Thank you for your comment and suggestions!
-
Currently, I only considered the case where post-op is in-placable. I just bind the entryID of src[3] and dst[0] to the same memory, the corresponding code can be found in
dnnl_json_runtime.cc:282-286. This solution is not robust enough. I originally planned to judge whether the tensor is in-placable inrun(), and then do the memory binding, but this may not be able to keep zero copy. I think do some modification on TVM memory allocation level can be a general solution. -
I do not notice that “list of available primitive descriptors for convolution and convolution+attributes is not identical”. This finding can change our solution. I will check it up.
-
I am confused about there is no pass to merge two linear operator as well. The pattern is like
%0 = nn.conv2d(%data, meta[relay.Constant][0] /* ty=Tensor[(64, 3, 3, 3), float32] */, padding=[1, 1, 1, 1], channels=64, kernel_size=[3, 3]) /* ty=Tensor[(1, 64, 224, 224), float32] */;
%1 = add(%0, meta[relay.Constant][1] /* ty=Tensor[(64, 1, 1), float32] */) /* ty=Tensor[(1, 64, 224, 224), float32] */;
%2 = add(%1, meta[relay.Constant][2] /* ty=Tensor[(64, 1, 1), float32] */) /* ty=Tensor[(1, 64, 224, 224), float32] */;
%3 = nn.relu(%2) /* ty=Tensor[(1, 64, 224, 224), float32] */;
Only when I convert the pattern into
%0 = nn.conv2d(%data, meta[relay.Constant][0] /* ty=Tensor[(64, 3, 3, 3), float32] */, padding=[1, 1, 1, 1], channels=64, kernel_size=[3, 3]) /* ty=Tensor[(1, 64, 224, 224), float32] */;
%1 = add(meta[relay.Constant][1] /* ty=Tensor[(64, 1, 1), float32] */, meta[relay.Constant][2] /* ty=Tensor[(64, 1, 1), float32] */) /* ty=Tensor[(64, 1, 1), float32] */;
%2 = add(%0, %1) /* ty=Tensor[(1, 64, 224, 224), float32] */;
%3 = nn.relu(%2) /* ty=Tensor[(1, 64, 224, 224), float32] */;
Then I can apply constant_folding to remove the %1 add.

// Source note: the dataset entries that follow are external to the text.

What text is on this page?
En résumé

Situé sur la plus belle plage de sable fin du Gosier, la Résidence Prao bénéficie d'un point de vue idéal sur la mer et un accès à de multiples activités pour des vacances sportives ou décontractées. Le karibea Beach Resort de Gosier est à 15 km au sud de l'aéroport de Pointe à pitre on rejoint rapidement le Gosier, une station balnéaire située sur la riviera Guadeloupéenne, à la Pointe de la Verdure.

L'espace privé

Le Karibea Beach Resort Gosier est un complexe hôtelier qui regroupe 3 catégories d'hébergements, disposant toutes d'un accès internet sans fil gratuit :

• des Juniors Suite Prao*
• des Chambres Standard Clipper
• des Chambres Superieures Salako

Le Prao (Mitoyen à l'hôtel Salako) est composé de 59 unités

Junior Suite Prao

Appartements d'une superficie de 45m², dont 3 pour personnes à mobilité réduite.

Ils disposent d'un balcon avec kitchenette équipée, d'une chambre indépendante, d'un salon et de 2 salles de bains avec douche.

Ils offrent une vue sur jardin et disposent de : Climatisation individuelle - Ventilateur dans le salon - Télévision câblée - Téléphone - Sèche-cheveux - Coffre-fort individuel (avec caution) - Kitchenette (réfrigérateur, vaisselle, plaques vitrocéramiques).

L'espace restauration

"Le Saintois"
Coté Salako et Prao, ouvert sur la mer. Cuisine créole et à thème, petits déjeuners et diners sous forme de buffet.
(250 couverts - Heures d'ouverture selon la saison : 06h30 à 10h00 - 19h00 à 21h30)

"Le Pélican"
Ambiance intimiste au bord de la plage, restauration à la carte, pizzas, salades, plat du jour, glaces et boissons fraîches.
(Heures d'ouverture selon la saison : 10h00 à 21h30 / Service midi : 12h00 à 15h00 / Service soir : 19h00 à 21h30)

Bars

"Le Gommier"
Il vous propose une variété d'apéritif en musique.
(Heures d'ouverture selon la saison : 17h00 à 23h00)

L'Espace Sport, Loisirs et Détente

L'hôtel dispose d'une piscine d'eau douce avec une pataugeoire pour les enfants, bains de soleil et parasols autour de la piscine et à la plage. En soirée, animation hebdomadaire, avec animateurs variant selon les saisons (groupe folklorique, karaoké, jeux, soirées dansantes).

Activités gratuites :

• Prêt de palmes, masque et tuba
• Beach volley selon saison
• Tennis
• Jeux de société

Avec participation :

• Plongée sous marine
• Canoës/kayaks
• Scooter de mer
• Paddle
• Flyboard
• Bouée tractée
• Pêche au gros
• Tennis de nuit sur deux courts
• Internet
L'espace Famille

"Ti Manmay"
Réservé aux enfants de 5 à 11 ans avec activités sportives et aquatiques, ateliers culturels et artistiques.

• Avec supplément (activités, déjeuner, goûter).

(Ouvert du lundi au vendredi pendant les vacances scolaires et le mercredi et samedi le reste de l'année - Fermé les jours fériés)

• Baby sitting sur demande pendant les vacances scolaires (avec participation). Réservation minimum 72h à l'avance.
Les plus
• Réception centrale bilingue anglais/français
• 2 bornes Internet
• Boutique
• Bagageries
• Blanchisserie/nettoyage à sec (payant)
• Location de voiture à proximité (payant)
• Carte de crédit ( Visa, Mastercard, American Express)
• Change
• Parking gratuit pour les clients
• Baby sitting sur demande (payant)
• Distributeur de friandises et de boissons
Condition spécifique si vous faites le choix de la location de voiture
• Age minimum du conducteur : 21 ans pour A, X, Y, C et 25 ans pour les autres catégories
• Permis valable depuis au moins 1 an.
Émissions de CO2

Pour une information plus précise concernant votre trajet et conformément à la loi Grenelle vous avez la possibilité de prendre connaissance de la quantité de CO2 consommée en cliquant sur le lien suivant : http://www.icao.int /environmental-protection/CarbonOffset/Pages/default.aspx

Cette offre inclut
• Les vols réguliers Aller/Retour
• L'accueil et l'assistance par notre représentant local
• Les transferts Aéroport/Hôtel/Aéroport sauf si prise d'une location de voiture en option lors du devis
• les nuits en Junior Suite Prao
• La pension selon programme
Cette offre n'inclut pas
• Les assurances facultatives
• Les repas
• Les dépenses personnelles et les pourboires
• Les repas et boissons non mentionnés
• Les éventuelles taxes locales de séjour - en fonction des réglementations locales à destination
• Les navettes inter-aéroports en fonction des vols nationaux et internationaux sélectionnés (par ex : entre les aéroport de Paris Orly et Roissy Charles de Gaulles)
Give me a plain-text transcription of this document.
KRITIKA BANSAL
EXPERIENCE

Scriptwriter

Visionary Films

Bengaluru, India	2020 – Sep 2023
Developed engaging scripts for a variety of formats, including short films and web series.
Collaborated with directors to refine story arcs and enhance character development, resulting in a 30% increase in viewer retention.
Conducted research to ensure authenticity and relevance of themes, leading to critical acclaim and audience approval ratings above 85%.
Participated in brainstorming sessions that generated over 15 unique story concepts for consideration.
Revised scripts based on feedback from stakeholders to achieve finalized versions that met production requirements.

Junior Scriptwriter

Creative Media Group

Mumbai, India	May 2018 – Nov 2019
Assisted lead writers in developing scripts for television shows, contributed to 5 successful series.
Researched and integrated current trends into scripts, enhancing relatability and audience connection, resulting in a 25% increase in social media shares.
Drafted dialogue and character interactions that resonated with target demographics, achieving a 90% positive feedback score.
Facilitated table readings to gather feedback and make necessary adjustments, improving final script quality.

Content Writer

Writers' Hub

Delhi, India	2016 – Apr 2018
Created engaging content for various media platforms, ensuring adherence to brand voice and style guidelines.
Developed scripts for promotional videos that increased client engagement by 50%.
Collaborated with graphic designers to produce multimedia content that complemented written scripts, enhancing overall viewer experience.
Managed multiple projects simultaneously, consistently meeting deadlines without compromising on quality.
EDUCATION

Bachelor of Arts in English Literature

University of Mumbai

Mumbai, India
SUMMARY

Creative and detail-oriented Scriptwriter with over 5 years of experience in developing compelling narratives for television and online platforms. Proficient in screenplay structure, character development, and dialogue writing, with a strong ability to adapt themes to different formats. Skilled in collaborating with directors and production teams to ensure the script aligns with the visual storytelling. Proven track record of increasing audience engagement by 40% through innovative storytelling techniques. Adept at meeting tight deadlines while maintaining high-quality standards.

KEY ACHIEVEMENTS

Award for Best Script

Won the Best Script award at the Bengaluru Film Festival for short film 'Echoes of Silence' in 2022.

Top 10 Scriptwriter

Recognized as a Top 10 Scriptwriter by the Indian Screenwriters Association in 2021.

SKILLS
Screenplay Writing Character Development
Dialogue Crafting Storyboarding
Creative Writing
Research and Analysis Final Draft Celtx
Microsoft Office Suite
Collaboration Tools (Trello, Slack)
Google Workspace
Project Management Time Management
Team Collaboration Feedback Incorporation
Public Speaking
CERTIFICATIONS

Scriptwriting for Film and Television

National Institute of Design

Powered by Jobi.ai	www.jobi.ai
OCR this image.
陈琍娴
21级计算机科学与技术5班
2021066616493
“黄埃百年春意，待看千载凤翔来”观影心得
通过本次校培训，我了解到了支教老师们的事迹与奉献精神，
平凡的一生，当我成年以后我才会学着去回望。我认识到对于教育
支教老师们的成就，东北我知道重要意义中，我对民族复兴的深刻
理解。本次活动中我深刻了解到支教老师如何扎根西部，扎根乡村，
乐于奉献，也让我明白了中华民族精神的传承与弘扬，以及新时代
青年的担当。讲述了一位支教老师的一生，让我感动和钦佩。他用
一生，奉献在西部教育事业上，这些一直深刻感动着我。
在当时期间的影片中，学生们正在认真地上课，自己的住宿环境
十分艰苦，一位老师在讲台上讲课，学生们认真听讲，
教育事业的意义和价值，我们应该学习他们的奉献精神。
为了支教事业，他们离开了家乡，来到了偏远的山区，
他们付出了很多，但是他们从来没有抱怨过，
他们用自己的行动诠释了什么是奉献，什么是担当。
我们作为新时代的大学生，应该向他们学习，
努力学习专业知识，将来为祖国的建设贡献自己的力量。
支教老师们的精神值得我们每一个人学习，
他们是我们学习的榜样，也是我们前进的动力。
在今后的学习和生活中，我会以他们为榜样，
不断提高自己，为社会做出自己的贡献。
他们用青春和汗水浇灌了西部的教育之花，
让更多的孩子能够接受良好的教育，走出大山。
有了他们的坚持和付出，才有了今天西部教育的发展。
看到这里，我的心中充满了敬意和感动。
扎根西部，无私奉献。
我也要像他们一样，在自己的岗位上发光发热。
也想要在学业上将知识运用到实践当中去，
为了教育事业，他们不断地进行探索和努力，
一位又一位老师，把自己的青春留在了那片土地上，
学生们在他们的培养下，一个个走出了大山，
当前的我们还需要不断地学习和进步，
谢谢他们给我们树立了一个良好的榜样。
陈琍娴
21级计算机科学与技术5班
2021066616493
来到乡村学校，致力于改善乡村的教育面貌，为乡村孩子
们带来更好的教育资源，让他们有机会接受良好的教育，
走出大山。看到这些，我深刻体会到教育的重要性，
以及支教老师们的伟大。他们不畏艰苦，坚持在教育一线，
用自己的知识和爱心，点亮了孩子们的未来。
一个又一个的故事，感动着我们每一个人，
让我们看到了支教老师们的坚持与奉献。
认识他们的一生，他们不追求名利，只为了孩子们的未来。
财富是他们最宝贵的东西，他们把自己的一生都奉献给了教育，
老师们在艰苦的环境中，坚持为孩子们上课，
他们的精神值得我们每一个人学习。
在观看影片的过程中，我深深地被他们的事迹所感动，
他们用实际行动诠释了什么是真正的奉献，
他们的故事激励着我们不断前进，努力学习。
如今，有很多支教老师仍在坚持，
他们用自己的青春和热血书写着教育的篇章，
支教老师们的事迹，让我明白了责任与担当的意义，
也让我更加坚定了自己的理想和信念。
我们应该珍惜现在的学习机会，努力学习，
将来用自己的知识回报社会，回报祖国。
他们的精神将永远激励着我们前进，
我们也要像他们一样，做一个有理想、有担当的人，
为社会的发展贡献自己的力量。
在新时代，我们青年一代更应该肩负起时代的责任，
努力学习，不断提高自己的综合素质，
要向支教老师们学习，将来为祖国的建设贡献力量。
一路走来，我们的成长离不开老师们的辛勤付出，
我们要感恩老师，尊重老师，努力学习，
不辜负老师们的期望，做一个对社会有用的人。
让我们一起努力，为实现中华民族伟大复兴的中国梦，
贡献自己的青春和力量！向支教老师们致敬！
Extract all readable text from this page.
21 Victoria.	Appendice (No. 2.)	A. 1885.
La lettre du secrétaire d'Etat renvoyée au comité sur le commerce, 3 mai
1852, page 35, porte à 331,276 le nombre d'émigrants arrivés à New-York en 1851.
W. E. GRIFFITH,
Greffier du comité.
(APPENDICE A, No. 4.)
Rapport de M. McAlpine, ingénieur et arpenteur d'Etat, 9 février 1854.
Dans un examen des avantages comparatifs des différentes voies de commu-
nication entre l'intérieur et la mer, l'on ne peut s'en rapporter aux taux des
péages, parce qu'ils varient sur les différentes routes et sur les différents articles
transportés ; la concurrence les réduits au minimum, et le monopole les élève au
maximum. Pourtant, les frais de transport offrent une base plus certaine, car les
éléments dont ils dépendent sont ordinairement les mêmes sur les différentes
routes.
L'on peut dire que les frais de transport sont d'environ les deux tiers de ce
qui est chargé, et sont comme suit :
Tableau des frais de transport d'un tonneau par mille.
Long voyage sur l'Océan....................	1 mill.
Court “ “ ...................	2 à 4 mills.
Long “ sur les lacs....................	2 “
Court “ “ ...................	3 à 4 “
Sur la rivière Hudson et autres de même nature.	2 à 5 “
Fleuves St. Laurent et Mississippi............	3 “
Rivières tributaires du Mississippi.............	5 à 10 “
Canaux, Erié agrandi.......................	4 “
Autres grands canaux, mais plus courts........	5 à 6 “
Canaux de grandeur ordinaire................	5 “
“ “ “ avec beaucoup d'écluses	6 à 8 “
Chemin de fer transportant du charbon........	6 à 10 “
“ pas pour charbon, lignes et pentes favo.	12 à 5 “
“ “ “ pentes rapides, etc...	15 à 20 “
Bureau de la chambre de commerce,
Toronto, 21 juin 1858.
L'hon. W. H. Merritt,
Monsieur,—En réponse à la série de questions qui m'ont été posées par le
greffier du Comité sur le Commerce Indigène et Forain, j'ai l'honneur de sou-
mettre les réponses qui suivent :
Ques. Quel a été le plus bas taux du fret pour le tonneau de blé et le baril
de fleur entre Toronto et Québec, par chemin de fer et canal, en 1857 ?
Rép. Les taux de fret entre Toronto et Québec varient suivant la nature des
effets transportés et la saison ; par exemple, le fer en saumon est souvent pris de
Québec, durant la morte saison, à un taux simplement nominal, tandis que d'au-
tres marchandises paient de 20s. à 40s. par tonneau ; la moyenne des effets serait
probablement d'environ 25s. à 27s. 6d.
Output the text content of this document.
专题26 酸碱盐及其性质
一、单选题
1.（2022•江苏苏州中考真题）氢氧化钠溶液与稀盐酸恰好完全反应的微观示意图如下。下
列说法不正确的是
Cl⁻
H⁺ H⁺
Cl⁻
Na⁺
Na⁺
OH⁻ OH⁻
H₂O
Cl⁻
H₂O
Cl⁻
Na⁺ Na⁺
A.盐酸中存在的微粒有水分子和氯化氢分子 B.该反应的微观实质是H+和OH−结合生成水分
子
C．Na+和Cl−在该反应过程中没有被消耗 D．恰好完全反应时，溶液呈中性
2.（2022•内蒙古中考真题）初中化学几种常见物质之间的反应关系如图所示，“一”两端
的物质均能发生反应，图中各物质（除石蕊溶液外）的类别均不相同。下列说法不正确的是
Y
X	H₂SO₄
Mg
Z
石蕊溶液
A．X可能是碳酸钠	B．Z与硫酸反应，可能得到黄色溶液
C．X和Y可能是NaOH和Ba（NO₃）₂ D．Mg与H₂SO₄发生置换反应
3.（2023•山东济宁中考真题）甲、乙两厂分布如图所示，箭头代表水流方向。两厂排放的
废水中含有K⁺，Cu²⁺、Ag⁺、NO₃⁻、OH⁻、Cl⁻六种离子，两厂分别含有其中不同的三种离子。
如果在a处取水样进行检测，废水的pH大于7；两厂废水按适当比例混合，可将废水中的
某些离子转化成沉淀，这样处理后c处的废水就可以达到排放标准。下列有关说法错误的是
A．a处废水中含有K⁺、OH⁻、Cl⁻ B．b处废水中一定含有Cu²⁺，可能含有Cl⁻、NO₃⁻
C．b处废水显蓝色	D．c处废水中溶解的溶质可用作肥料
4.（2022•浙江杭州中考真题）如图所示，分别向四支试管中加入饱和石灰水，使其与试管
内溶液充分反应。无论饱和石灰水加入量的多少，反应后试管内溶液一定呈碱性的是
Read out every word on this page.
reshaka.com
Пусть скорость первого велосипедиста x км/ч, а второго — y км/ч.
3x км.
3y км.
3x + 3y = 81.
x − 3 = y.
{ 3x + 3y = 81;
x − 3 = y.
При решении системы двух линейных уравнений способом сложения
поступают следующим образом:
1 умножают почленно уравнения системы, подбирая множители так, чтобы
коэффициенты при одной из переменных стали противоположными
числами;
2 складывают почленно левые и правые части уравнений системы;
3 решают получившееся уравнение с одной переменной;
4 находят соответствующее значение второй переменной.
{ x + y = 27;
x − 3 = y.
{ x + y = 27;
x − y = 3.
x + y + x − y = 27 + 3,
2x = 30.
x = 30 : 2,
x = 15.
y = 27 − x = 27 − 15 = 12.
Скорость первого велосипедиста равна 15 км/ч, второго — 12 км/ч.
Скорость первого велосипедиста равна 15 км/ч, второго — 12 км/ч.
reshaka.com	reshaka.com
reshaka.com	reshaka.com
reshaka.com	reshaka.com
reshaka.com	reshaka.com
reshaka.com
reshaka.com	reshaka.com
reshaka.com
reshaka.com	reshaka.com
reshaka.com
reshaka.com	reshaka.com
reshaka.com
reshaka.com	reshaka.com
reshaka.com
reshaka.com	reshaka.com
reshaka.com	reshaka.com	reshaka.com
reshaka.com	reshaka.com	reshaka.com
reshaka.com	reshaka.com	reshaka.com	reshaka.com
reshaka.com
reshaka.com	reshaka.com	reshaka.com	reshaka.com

And the result can be:
%0 = nn.conv2d(%data, meta[relay.Constant][0] /* ty=Tensor[(64, 3, 3, 3), float32] */, padding=[1, 1, 1, 1], channels=64, kernel_size=[3, 3]) /* ty=Tensor[(1, 64, 224, 224), float32] */;
%1 = add(%0, meta[relay.Constant][1] /* ty=Tensor[(64, 1, 1), float32] */) /* ty=Tensor[(1, 64, 224, 224), float32] */;
%2 = nn.relu(%1) /* ty=Tensor[(1, 64, 224, 224), float32] */;
If you find any pass can handle this case, please share with me!
BTW, this case only happens in VGG_BN series models.